About 1,000 animals were scheduled to be dug up from Pet's Rest cemetery in Colma, Calif., after owners realized that their lease had run out in June.

And in July, the Green River Cemetery in Greenfield, Mass., began hurriedly moving and re-burying bodies, which had begun sliding down a muddy slope into the river.

Also in July, about 100 skeletons were unearthed from an old graveyard beneath the St. Joseph's Church, which the Archdiocese of Boston demolished in 2004 and sold.

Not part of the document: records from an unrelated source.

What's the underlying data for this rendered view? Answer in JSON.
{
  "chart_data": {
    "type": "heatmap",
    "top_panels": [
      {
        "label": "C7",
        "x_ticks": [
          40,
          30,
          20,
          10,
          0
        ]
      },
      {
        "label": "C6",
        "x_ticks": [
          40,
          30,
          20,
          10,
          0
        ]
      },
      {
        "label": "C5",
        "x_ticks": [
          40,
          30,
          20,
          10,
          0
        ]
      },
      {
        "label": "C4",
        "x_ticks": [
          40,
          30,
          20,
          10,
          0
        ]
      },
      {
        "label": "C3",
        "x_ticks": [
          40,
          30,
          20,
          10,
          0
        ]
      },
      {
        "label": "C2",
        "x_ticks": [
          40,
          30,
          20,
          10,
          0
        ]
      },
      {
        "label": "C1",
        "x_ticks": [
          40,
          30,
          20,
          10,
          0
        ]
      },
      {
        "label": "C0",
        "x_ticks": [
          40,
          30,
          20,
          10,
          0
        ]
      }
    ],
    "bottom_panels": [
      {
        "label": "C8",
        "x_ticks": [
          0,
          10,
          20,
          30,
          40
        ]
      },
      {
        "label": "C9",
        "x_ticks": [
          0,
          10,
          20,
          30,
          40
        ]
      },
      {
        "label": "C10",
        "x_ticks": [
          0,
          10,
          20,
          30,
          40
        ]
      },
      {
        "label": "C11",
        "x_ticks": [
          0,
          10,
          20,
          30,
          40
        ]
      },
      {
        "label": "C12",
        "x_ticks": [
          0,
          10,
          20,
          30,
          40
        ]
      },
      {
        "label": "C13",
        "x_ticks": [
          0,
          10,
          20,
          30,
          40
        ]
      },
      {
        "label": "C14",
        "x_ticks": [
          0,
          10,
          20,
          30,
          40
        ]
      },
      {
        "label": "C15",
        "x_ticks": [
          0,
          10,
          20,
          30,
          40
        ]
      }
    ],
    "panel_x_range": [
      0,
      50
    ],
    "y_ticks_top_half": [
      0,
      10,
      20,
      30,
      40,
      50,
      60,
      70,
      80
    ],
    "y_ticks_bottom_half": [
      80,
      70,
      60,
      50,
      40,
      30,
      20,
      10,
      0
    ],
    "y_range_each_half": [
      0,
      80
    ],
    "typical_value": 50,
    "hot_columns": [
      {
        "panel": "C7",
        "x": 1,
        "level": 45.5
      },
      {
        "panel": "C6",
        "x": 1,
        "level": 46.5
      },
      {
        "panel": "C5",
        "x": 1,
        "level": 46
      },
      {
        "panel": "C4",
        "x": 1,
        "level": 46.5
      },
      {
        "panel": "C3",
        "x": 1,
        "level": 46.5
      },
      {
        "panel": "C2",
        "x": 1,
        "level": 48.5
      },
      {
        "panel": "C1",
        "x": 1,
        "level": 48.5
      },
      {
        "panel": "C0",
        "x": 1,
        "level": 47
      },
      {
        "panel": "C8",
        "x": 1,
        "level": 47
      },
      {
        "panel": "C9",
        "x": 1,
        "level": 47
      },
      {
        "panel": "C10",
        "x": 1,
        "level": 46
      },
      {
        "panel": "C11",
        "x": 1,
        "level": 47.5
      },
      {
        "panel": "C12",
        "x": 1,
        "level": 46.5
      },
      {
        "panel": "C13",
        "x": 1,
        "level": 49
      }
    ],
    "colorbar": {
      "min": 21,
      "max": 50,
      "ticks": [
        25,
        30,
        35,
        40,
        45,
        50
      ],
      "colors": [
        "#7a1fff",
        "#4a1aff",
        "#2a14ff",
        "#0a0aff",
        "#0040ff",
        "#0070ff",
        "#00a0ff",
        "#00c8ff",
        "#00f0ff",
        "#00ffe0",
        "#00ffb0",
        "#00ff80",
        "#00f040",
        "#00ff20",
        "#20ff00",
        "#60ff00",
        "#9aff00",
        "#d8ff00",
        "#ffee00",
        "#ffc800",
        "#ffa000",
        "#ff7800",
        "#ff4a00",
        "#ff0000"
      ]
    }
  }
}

Finally, in July the city of London, England, began selling used burial sites (for the equivalent of about $5,600), offering to inter bodies on top of previous burials and to re-mark gravestones with new names.

Can you dig it?

In 2001, News of the Weird mentioned William Lyttle, then age 71, of North London, England, who was notorious for obsessively digging tunnels underneath his 20-room home. That year, he had dug past the property line for the first time and created a 15-foot hole in the street. Earlier in 2006, Lyttle was temporarily evicted when his tunneling threatened the integrity of the entire street, and building inspectors feared that his accumulation of junk would cause the house itself to sink into the ground already weakened by 40 years' worth of burrowing. Engineers are considering cementing in all the tunnels.

The children are our future

Amarillo, Texas, officials, welcomed home eighth-place national spelling bee finisher Caitlin Campbell in June with a billboard, but misspelled her name as "Cambell."